Caught between trying to preserve predecessor Hugo Chavez’s socialist legacy and fixing the economy, Maduro on Tuesday night pushed Rafael Ramirez from his twin posts as oil minister and boss of state oil company PDVSA, ending the official’s decade-long grip on the country’s energy industry.
Ramirez, also moved from a third post of vice-president for the economy, had been advocating reforms such as one official foreign currency rate instead of the current three and an increase in the price of the world’s cheapest gasoline. He was named foreign minister.
Maduro promoted PDVSA’s [PDVSA.UL] exploration and production chief, Eulogio Del Pino, to the company’s top job and tapped Asdrubal Chavez, cousin of late leader Chavez, to lead the oil ministry.
After weeks of government officials talking of a major “shakeup,” critics and some economists said the shuffle shows that Maduro, whose popularity has been slipping, is not willing to shoulder the political cost of undoing the Chavez-era model.
Though popular social welfare projects from Chavez’s 14-year rule are still in place, the economy is teetering on recession and annual inflation has risen to over 60 percent. A lack of U.S. dollars due to strict currency controls has led to shortages of basic goods ranging from powdered milk to soap.
“The rotation of ministers without a change in the economic and social model is surely going to worsen the signs of the crisis,” the opposition Democratic Unity coalition said. “The statist, inefficient model is the main cause of the penuries Venezuelans are suffering today.”
In a show of market disapproval of the reshuffle, Venezuelan bonds fell on Wednesday with the benchmark 2027 off 1.55 percent to bid at 75.44 in afternoon trade.
“Politicizing even more key sectors of the economy is likely to lead to further deterioration which, despite the support of the Chavez family, will potentially undermine political stability in the medium term for Maduro,” IHS Latin America analyst Diego Moya-Ocampos said in a note to clients.
Some oil sector players, however, were cautiously optimistic that respected energy industry veteran Del Pino might have enough technical know-how to revamp PDVSA, which is in charge of the world’s largest oil reserves.

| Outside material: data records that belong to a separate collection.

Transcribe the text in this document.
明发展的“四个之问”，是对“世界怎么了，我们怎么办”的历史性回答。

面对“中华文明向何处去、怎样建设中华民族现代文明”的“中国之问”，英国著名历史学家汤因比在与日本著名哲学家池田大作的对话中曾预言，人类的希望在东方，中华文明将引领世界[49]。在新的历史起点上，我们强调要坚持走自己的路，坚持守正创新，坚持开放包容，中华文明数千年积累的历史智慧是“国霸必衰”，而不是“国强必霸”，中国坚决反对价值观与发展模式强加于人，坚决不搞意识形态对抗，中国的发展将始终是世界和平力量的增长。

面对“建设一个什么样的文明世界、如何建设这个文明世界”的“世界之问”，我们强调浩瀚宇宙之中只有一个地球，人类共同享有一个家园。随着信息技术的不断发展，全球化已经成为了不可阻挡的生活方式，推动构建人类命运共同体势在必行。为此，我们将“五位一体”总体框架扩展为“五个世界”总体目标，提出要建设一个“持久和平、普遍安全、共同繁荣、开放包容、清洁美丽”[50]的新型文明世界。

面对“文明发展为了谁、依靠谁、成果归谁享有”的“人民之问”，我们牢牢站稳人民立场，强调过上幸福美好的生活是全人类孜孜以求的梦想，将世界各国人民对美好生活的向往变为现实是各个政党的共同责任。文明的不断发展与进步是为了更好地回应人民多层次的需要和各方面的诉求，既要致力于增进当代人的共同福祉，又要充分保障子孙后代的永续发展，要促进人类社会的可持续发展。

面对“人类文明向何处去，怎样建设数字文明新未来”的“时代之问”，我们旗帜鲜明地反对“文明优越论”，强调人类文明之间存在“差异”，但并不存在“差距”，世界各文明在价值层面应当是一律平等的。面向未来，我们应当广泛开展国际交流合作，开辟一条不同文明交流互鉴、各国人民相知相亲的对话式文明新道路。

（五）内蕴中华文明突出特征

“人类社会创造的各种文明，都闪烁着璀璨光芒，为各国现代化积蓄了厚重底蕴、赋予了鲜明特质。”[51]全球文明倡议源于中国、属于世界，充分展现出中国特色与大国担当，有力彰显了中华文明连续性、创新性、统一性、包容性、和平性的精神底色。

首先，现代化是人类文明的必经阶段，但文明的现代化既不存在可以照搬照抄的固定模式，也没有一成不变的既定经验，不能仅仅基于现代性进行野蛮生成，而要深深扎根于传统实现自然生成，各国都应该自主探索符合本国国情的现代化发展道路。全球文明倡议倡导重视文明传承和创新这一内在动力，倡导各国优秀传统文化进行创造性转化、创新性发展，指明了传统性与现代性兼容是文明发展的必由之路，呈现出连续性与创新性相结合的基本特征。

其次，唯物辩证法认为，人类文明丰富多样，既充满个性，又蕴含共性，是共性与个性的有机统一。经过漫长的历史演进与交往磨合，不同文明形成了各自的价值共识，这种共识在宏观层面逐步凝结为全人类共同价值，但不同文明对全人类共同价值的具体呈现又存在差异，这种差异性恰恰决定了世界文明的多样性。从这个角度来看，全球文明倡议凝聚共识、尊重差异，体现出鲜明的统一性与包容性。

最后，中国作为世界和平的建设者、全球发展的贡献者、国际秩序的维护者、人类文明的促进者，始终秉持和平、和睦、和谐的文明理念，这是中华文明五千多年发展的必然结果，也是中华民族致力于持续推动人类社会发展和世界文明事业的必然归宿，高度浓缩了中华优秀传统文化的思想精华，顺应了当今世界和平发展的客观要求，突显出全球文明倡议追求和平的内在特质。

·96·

Del Pino is known as a technically savvy manager who also helped turn PDVSA into the financial engine of Chavez’s self-styled revolution until he died of cancer in 2013.

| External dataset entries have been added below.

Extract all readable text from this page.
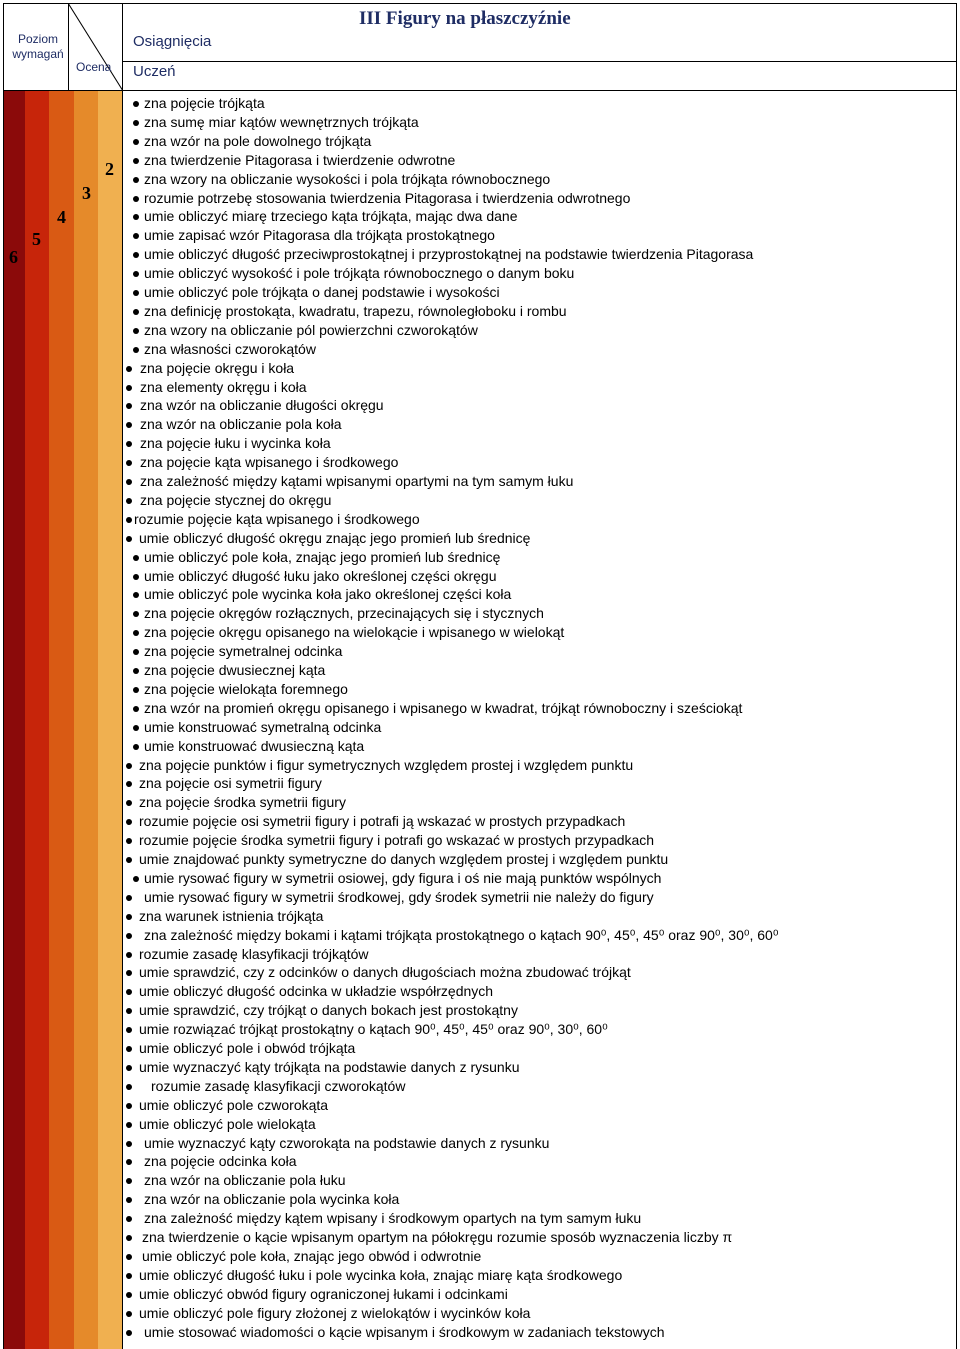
Poziom
wymagań
Osiągnięcia
Ocena Uczeń
III Figury na płaszczyźnie
6
5
4
3
2
zna pojęcie trójkąta
zna sumę miar kątów wewnętrznych trójkąta
zna wzór na pole dowolnego trójkąta
zna twierdzenie Pitagorasa i twierdzenie odwrotne
zna wzory na obliczanie wysokości i pola trójkąta równobocznego
rozumie potrzebę stosowania twierdzenia Pitagorasa i twierdzenia odwrotnego
umie obliczyć miarę trzeciego kąta trójkąta, mając dwa dane
umie zapisać wzór Pitagorasa dla trójkąta prostokątnego
umie obliczyć długość przeciwprostokątnej i przyprostokątnej na podstawie twierdzenia Pitagorasa
umie obliczyć wysokość i pole trójkąta równobocznego o danym boku
umie obliczyć pole trójkąta o danej podstawie i wysokości
zna definicję prostokąta, kwadratu, trapezu, równoległoboku i rombu
zna wzory na obliczanie pól powierzchni czworokątów
zna własności czworokątów
zna pojęcie okręgu i koła
zna elementy okręgu i koła
zna wzór na obliczanie długości okręgu
zna wzór na obliczanie pola koła
zna pojęcie łuku i wycinka koła
zna pojęcie kąta wpisanego i środkowego
zna zależność między kątami wpisanymi opartymi na tym samym łuku
zna pojęcie stycznej do okręgu
rozumie pojęcie kąta wpisanego i środkowego
umie obliczyć długość okręgu znając jego promień lub średnicę
umie obliczyć pole koła, znając jego promień lub średnicę
umie obliczyć długość łuku jako określonej części okręgu
umie obliczyć pole wycinka koła jako określonej części koła
zna pojęcie okręgów rozłącznych, przecinających się i stycznych
zna pojęcie okręgu opisanego na wielokącie i wpisanego w wielokąt
zna pojęcie symetralnej odcinka
zna pojęcie dwusiecznej kąta
zna pojęcie wielokąta foremnego
zna wzór na promień okręgu opisanego i wpisanego w kwadrat, trójkąt równoboczny i sześciokąt
umie konstruować symetralną odcinka
umie konstruować dwusieczną kąta
zna pojęcie punktów i figur symetrycznych względem prostej i względem punktu
zna pojęcie osi symetrii figury
zna pojęcie środka symetrii figury
rozumie pojęcie osi symetrii figury i potrafi ją wskazać w prostych przypadkach
rozumie pojęcie środka symetrii figury i potrafi go wskazać w prostych przypadkach
umie znajdować punkty symetryczne do danych względem prostej i względem punktu
umie rysować figury w symetrii osiowej, gdy figura i oś nie mają punktów wspólnych
umie rysować figury w symetrii środkowej, gdy środek symetrii nie należy do figury
zna warunek istnienia trójkąta
zna zależność między bokami i kątami trójkąta prostokątnego o kątach 90⁰, 45⁰, 45⁰ oraz 90⁰, 30⁰, 60⁰
rozumie zasadę klasyfikacji trójkątów
umie sprawdzić, czy z odcinków o danych długościach można zbudować trójkąt
umie obliczyć długość odcinka w układzie współrzędnych
umie sprawdzić, czy trójkąt o danych bokach jest prostokątny
umie rozwiązać trójkąt prostokątny o kątach 90⁰, 45⁰, 45⁰ oraz 90⁰, 30⁰, 60⁰
umie obliczyć pole i obwód trójkąta
umie wyznaczyć kąty trójkąta na podstawie danych z rysunku
rozumie zasadę klasyfikacji czworokątów
umie obliczyć pole czworokąta
umie obliczyć pole wielokąta
umie wyznaczyć kąty czworokąta na podstawie danych z rysunku
zna pojęcie odcinka koła
zna wzór na obliczanie pola łuku
zna wzór na obliczanie pola wycinka koła
zna zależność między kątem wpisany i środkowym opartych na tym samym łuku
zna twierdzenie o kącie wpisanym opartym na półokręgu rozumie sposób wyznaczenia liczby π
umie obliczyć pole koła, znając jego obwód i odwrotnie
umie obliczyć długość łuku i pole wycinka koła, znając miarę kąta środkowego
umie obliczyć obwód figury ograniczonej łukami i odcinkami
umie obliczyć pole figury złożonej z wielokątów i wycinków koła
umie stosować wiadomości o kącie wpisanym i środkowym w zadaniach tekstowych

“Del Pino’s technical credentials are about as good as it gets” in PDVSA, said Ben Ramsey, an analyst with J.P. Morgan.
But the Stanford-educated geophysicist was formerly in charge of production and exploration, two challenges at PDVSA, which has seen output stagnate in the past six years and is struggling to get projects off the ground.

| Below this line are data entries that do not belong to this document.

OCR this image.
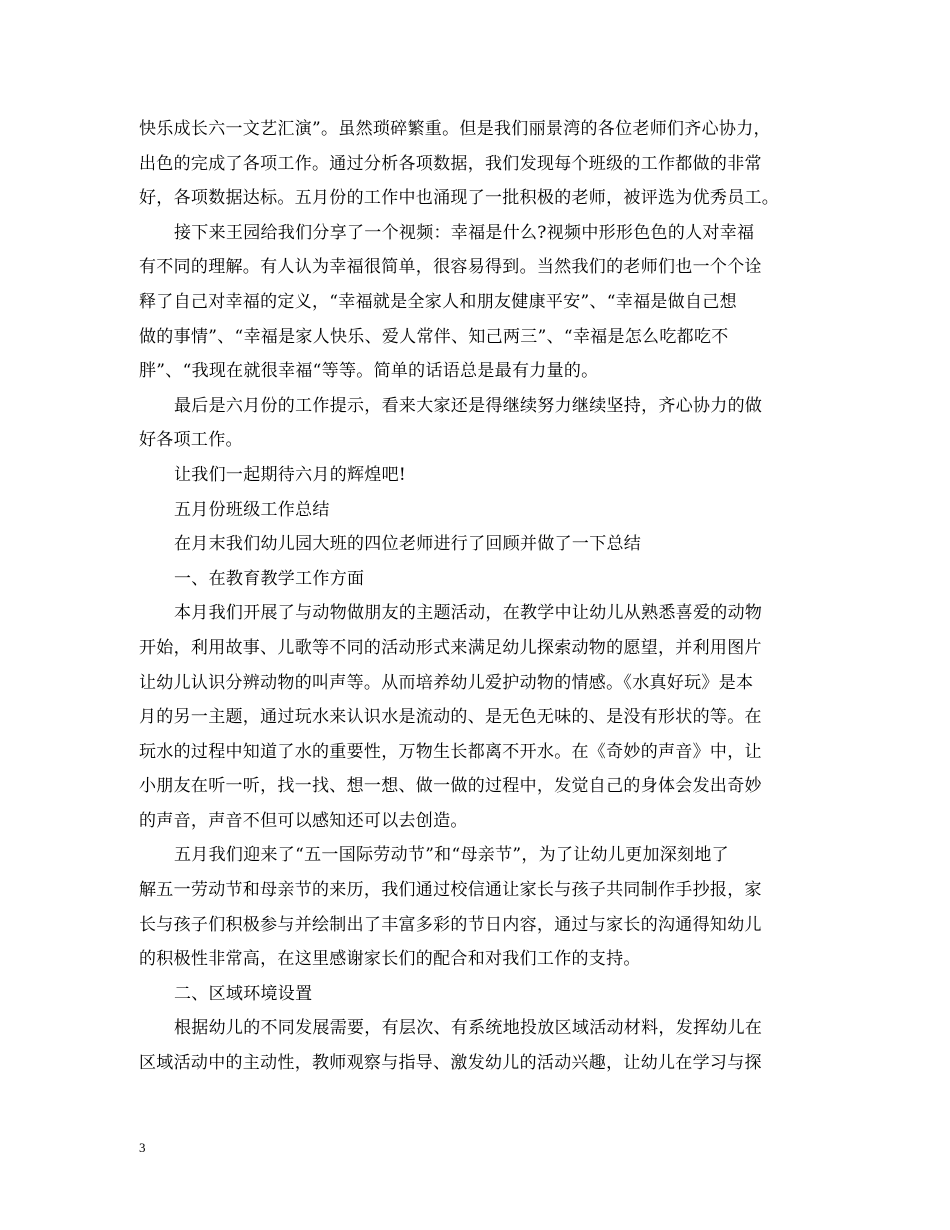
快乐成长六一文艺汇演”。虽然琐碎繁重。但是我们丽景湾的各位老师们齐心协力，
出色的完成了各项工作。通过分析各项数据，我们发现每个班级的工作都做的非常
好，各项数据达标。五月份的工作中也涌现了一批积极的老师，被评选为优秀员工。

接下来王园给我们分享了一个视频：幸福是什么?视频中形形色色的人对幸福
有不同的理解。有人认为幸福很简单，很容易得到。当然我们的老师们也一个个诠
释了自己对幸福的定义，“幸福就是全家人和朋友健康平安”、“幸福是做自己想
做的事情”、“幸福是家人快乐、爱人常伴、知己两三”、“幸福是怎么吃都吃不
胖”、“我现在就很幸福“等等。简单的话语总是最有力量的。

最后是六月份的工作提示，看来大家还是得继续努力继续坚持，齐心协力的做
好各项工作。

让我们一起期待六月的辉煌吧!

五月份班级工作总结

在月末我们幼儿园大班的四位老师进行了回顾并做了一下总结

一、在教育教学工作方面

本月我们开展了与动物做朋友的主题活动，在教学中让幼儿从熟悉喜爱的动物
开始，利用故事、儿歌等不同的活动形式来满足幼儿探索动物的愿望，并利用图片
让幼儿认识分辨动物的叫声等。从而培养幼儿爱护动物的情感。《水真好玩》是本
月的另一主题，通过玩水来认识水是流动的、是无色无味的、是没有形状的等。在
玩水的过程中知道了水的重要性，万物生长都离不开水。在《奇妙的声音》中，让
小朋友在听一听，找一找、想一想、做一做的过程中，发觉自己的身体会发出奇妙
的声音，声音不但可以感知还可以去创造。

五月我们迎来了“五一国际劳动节”和“母亲节”，为了让幼儿更加深刻地了
解五一劳动节和母亲节的来历，我们通过校信通让家长与孩子共同制作手抄报，家
长与孩子们积极参与并绘制出了丰富多彩的节日内容，通过与家长的沟通得知幼儿
的积极性非常高，在这里感谢家长们的配合和对我们工作的支持。

二、区域环境设置

根据幼儿的不同发展需要，有层次、有系统地投放区域活动材料，发挥幼儿在
区域活动中的主动性，教师观察与指导、激发幼儿的活动兴趣，让幼儿在学习与探

3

Though possibly more able than Ramirez to focus on technicalities than politics, Del Pino was unable to boost output in his previous job and will still have to tread carefully if he tries to overhaul PDVSA, the backbone of the Venezuelan economy.
The company earns about 95 percent of the country’s foreign revenues and funds everything from clinics to anti-poverty programs.
At a time of sporadic social protests over shortages and inflation, it will be tricky to cut down on the lavish spending analysts blame for PDVSA’s financial shortfalls.
“There will be lingering doubts about (Del Pino‘s) political abilities to confront the vested interests that have impeded the company from dedicating sufficient resources and energy to increasing production,” Ramsey said.
Maduro gave finance minister and army general Rodolfo Marco, who participated in a failed 1992 coup alongside Chavez, the vacant post of economy vice-president. Though he has been making some overtures to the private sector, Marco is something of an unknown quantity for the markets.